Phorbol 12-myristate 13-acetate (PMA) was purchased from Promega, (Madison, WI) and 7,12-Dimethylbenz(a)anthracene (DMBA) from Acros Organics, (Fair Lawn, NJ, USA). Carbamoyl-PAF was obtained from Sigma-Aldrich (St. Louis, MO, USA). All other reagents were purchased from ThermoFisher Scientific, (Waltham, MA, USA).

3.2. Mice

C3H/NeH mice at the age of 6 weeks were purchased from Charles River Laboratories and housed in pathogen free conditions. The animal procedures and protocols (AUP# 1075) were approved on October 18th, 2016 by the institutional animal care and use committee (IACUC) at Wright State University (WSU).

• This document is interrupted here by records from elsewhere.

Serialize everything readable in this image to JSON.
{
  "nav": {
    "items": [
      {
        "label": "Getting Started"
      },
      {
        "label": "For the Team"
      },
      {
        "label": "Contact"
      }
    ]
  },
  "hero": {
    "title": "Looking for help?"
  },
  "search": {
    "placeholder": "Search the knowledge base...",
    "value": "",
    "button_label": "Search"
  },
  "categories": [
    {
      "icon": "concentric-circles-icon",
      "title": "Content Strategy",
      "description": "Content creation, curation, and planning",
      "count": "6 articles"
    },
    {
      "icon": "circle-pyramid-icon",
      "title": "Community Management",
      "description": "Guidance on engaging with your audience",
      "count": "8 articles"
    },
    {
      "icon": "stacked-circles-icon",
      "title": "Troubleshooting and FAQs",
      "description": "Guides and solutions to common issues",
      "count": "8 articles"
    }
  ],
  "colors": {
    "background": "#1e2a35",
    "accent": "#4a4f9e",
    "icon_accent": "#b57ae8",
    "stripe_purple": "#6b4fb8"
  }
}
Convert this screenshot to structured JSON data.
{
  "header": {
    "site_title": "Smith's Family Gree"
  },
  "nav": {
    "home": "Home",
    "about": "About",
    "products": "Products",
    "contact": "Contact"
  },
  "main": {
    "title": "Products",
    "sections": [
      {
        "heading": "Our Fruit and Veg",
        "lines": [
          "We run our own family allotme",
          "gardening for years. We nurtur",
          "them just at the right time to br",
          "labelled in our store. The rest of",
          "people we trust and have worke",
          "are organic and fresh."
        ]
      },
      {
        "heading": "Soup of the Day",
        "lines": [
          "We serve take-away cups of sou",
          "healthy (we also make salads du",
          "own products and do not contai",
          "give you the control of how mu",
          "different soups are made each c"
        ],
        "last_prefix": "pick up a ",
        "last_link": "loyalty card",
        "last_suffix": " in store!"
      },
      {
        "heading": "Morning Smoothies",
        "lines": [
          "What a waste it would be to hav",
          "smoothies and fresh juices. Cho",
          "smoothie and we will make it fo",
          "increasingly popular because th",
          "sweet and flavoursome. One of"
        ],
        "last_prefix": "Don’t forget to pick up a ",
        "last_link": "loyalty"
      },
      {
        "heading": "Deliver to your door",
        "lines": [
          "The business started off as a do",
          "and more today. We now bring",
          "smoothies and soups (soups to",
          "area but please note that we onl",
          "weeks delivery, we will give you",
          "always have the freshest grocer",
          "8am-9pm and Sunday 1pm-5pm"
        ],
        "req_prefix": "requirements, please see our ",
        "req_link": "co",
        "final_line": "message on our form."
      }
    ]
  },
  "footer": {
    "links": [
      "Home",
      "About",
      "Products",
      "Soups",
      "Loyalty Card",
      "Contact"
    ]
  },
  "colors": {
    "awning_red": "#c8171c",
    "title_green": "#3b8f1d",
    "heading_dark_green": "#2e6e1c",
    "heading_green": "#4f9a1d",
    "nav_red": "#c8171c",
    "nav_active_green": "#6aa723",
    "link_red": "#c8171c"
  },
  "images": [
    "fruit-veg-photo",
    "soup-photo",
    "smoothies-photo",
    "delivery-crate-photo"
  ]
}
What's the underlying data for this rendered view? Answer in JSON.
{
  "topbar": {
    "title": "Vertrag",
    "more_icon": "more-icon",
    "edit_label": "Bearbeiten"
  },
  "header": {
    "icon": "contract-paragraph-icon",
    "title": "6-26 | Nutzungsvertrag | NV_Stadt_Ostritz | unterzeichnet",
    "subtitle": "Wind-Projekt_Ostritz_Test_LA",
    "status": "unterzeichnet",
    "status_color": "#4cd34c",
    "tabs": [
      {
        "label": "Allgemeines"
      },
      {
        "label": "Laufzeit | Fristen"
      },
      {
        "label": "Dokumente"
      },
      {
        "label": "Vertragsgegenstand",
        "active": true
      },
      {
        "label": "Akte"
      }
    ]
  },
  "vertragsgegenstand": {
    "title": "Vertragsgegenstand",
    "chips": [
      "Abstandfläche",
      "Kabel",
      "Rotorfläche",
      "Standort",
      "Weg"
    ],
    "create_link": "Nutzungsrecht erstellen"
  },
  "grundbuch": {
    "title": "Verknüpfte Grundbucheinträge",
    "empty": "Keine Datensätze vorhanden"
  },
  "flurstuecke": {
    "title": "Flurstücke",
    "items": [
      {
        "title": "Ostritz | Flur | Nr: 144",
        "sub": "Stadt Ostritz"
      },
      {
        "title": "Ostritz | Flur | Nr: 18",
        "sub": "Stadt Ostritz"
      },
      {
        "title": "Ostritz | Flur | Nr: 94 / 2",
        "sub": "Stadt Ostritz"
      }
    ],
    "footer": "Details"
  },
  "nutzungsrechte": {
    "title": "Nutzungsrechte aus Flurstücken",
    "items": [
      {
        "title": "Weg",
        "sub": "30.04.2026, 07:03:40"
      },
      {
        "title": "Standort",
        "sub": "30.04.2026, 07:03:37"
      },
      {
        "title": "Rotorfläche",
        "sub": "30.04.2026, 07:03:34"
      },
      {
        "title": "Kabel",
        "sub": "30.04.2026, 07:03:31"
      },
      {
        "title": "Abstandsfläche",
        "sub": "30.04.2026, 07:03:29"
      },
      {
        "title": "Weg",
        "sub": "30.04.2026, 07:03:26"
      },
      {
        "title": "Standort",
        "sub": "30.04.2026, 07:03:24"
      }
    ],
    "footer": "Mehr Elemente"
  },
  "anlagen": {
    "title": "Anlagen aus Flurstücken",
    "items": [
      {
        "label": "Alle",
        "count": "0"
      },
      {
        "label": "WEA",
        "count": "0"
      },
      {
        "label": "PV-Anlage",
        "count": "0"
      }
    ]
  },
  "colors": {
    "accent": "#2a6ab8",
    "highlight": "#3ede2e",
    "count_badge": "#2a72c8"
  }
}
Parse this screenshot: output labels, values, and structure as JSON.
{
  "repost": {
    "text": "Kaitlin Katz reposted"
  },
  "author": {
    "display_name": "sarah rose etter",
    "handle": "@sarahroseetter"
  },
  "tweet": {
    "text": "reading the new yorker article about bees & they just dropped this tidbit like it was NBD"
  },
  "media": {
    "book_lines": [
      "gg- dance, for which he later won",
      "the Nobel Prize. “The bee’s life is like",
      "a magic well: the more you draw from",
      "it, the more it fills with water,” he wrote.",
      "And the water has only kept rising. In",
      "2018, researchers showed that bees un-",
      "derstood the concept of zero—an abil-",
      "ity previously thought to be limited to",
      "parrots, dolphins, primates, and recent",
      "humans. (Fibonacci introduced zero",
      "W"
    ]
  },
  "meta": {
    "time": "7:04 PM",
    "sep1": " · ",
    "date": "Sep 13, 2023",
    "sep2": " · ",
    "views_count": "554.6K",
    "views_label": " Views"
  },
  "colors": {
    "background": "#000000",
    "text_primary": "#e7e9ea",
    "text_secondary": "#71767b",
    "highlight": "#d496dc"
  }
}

3.3. Experimental Chemical Carcinogenesis Model and Systemic CPAF Application

These mice (6–8 per experimental group) were anesthetized with ketamine/xylazine and paired to remove the dorsal hair at the start, and before each treatment and measurement of tumors. Dorsal skin was topically painted with 100 µg of DMBA on day 1, followed by 50 µg of PMA in 200 µL of vehicle (3:1 ratio of acetone and olive oil) which started on day 2 and was repeated twice weekly until week 26 as shown in Figure 1A. Treatment with intraperitoneal injections of CPAF at 250 ng/100 µL doses started at the beginning of week 6 and was repeated once every week until week 35. Control mice were treated topically with the vehicle (200 µL solution of acetone/olive oil) alone. These mice were monitored closely twice a week and the formation of melanocytic nevi and non-melanocytic tumors were recorded by counting their numbers. The two-dimensional surface area of tumors was determined by measuring in two directions (length and width). The products measuring ≥4 mm2 are described as larger tumors, while the tumors that were ≤4 mm2 are described as smaller tumors. At week 26 and 35 the heights of tumors ≥2 mm2 were measured by digital caliper and presented as an average height of tumors.

3.4. Statistical Analysis

At least 6–8 mice were used in these studies. Statistical significance was assessed by Prism 5.0 software (Graph Pad Software, San Diego, CA, USA) using 2-way ANOVA with Bonferroni post-hoc test. The significance was set as p < 0.05.